ORLANDO, Fla. – Jordan DiBiasi scored two first-half goals to lead Stanford to a 2-0 victory over South Carolina in the College Cup semifinals on Friday and into its fourth national title match.
Stanford (23-1) will face Duke or UCLA on Sunday at 9 a.m. PT (noon ET), also at Orlando City Stadium.
Both of DiBiasi's goals came in the first 26 minutes and were reflective of Stanford's dominance of the run of play. In both cases, Stanford attacked up the left side and the ball went through outside back Tegan McGrady.
In the 10th minute, McGrady struck a free kick from near the sideline with her left foot.

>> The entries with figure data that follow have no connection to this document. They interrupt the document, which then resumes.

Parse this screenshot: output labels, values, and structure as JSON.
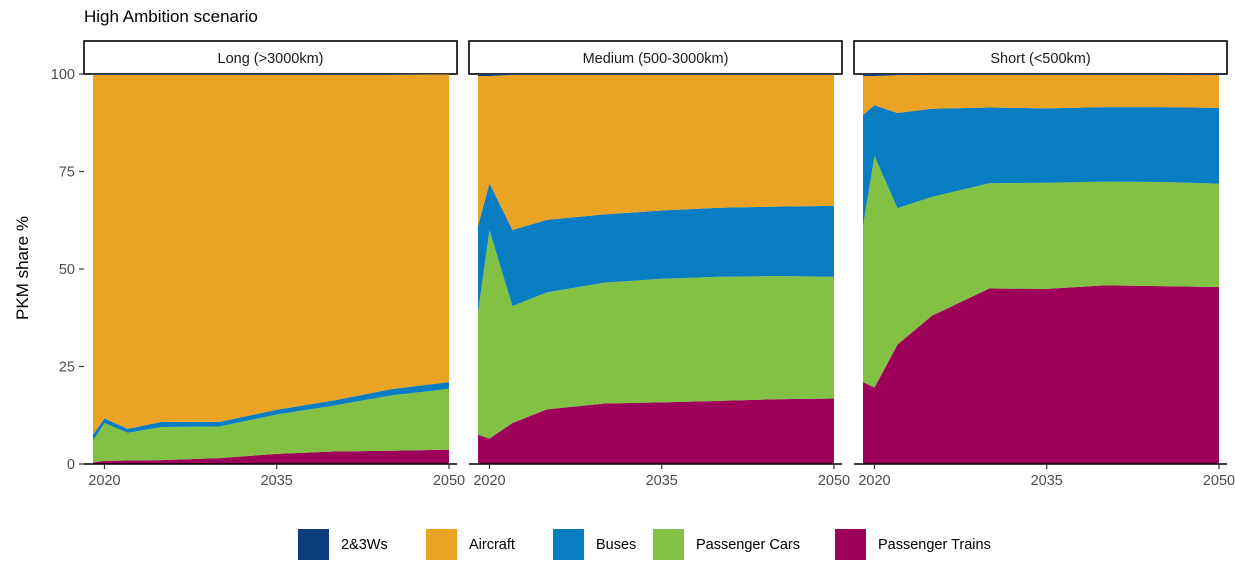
{
  "chart_data": {
    "type": "area",
    "title": "High Ambition scenario",
    "xlabel": "",
    "ylabel": "PKM share %",
    "ylim": [
      0,
      100
    ],
    "xlim": [
      2019,
      2050
    ],
    "x_ticks": [
      2020,
      2035,
      2050
    ],
    "y_ticks": [
      0,
      25,
      50,
      75,
      100
    ],
    "stacking": "percent",
    "stack_order_bottom_to_top": [
      "Passenger Trains",
      "Passenger Cars",
      "Buses",
      "Aircraft",
      "2&3Ws"
    ],
    "legend": {
      "position": "bottom",
      "entries": [
        {
          "name": "2&3Ws",
          "color": "#0b3d7c"
        },
        {
          "name": "Aircraft",
          "color": "#eba324"
        },
        {
          "name": "Buses",
          "color": "#087dc2"
        },
        {
          "name": "Passenger Cars",
          "color": "#82c144"
        },
        {
          "name": "Passenger Trains",
          "color": "#9e015a"
        }
      ]
    },
    "facets": [
      {
        "label": "Long (>3000km)",
        "x": [
          2019,
          2020,
          2022,
          2025,
          2030,
          2035,
          2040,
          2045,
          2050
        ],
        "series": [
          {
            "name": "Passenger Trains",
            "values": [
              0.4,
              0.8,
              0.9,
              1.0,
              1.5,
              2.6,
              3.2,
              3.4,
              3.7
            ]
          },
          {
            "name": "Passenger Cars",
            "values": [
              5.6,
              9.7,
              7.1,
              8.5,
              8.1,
              10.1,
              11.8,
              14.2,
              15.6
            ]
          },
          {
            "name": "Buses",
            "values": [
              1.5,
              1.2,
              1.0,
              1.3,
              1.2,
              1.2,
              1.3,
              1.6,
              1.7
            ]
          },
          {
            "name": "Aircraft",
            "values": [
              92.3,
              88.1,
              90.8,
              89.0,
              89.0,
              85.9,
              83.5,
              80.6,
              78.9
            ]
          },
          {
            "name": "2&3Ws",
            "values": [
              0.2,
              0.2,
              0.2,
              0.2,
              0.2,
              0.2,
              0.2,
              0.2,
              0.2
            ]
          }
        ]
      },
      {
        "label": "Medium (500-3000km)",
        "x": [
          2019,
          2020,
          2022,
          2025,
          2030,
          2035,
          2040,
          2045,
          2050
        ],
        "series": [
          {
            "name": "Passenger Trains",
            "values": [
              7.5,
              6.5,
              10.5,
              14.0,
              15.5,
              15.8,
              16.2,
              16.6,
              16.8
            ]
          },
          {
            "name": "Passenger Cars",
            "values": [
              31.5,
              53.5,
              30.0,
              30.0,
              31.0,
              31.7,
              31.8,
              31.6,
              31.2
            ]
          },
          {
            "name": "Buses",
            "values": [
              22.0,
              12.0,
              19.5,
              18.6,
              17.5,
              17.5,
              17.7,
              17.8,
              18.2
            ]
          },
          {
            "name": "Aircraft",
            "values": [
              38.5,
              27.5,
              39.8,
              37.2,
              35.8,
              34.8,
              34.1,
              33.8,
              33.6
            ]
          },
          {
            "name": "2&3Ws",
            "values": [
              0.5,
              0.5,
              0.2,
              0.2,
              0.2,
              0.2,
              0.2,
              0.2,
              0.2
            ]
          }
        ]
      },
      {
        "label": "Short (<500km)",
        "x": [
          2019,
          2020,
          2022,
          2025,
          2030,
          2035,
          2040,
          2045,
          2050
        ],
        "series": [
          {
            "name": "Passenger Trains",
            "values": [
              21.0,
              19.6,
              30.6,
              38.0,
              45.0,
              44.9,
              45.8,
              45.6,
              45.4
            ]
          },
          {
            "name": "Passenger Cars",
            "values": [
              40.0,
              59.4,
              35.0,
              30.5,
              27.0,
              27.2,
              26.6,
              26.7,
              26.5
            ]
          },
          {
            "name": "Buses",
            "values": [
              28.5,
              13.0,
              24.4,
              22.6,
              19.4,
              19.1,
              19.1,
              19.2,
              19.4
            ]
          },
          {
            "name": "Aircraft",
            "values": [
              10.0,
              7.5,
              9.7,
              8.7,
              8.4,
              8.6,
              8.3,
              8.3,
              8.4
            ]
          },
          {
            "name": "2&3Ws",
            "values": [
              0.5,
              0.5,
              0.3,
              0.2,
              0.2,
              0.2,
              0.2,
              0.2,
              0.3
            ]
          }
        ]
      }
    ]
  }
}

DiBiasi met the cross with a glancing header from the top of the six-yard box, as she was moving away from the goal and with a defender draped on her back and two others in front of her.
In the 26th minute, McGrady pushed the ball forward to Catarina Macario, who let the ball travel before whipping a cross to DiBiasi. Her first-time right-footed shot from 10 yards was off-line, but deflected off a defender and into the goal. It was DiBiasi's 10th goal of the season and Stanford's national-leading 88th, extending a school season record.
"Two fantastic goals," Stanford coach Paul Ratcliffe said. "Like we've seen all year."
DiBiasi leads the team with six game-winners, and of her 21 career goals, 12 are game-winners.
The Cardinal tied a school-record by earning its 19th shutout, matching the 2002 team that featured All-America goalkeeper Nicole Barnhart and allowed only four goals all season. However, this team may be the most dominant in school history, outscoring opponents, 88-7. In five NCAA tournament matches thus far, the differential is 18-1.
Stanford returns to its first final since beating Duke, 1-0, in 2011, in Kennesaw, Georgia. That was Stanford's third consecutive final, finally reversing a pair of 1-0 losses, to North Carolina and Notre Dame.
Stanford had two strong chances to add to its lead. In the first minute of the second half, Macario sliced across the penalty area to beat three defenders and shot off the right post. The ball bounced off the back of prone goalkeeper Mikayla Krzeczowski and spun on top of the goal-line before it was covered by Krzeczowski.
Later in the second half, DiBiasi nearly had a hat trick, with a right-footed shot that just cleared the crossbar.
South Carolina (19-3-1), the Southeastern Conference champion, was playing in its first College Cup. The team's star, Savannah McCaskill, was held without a shot.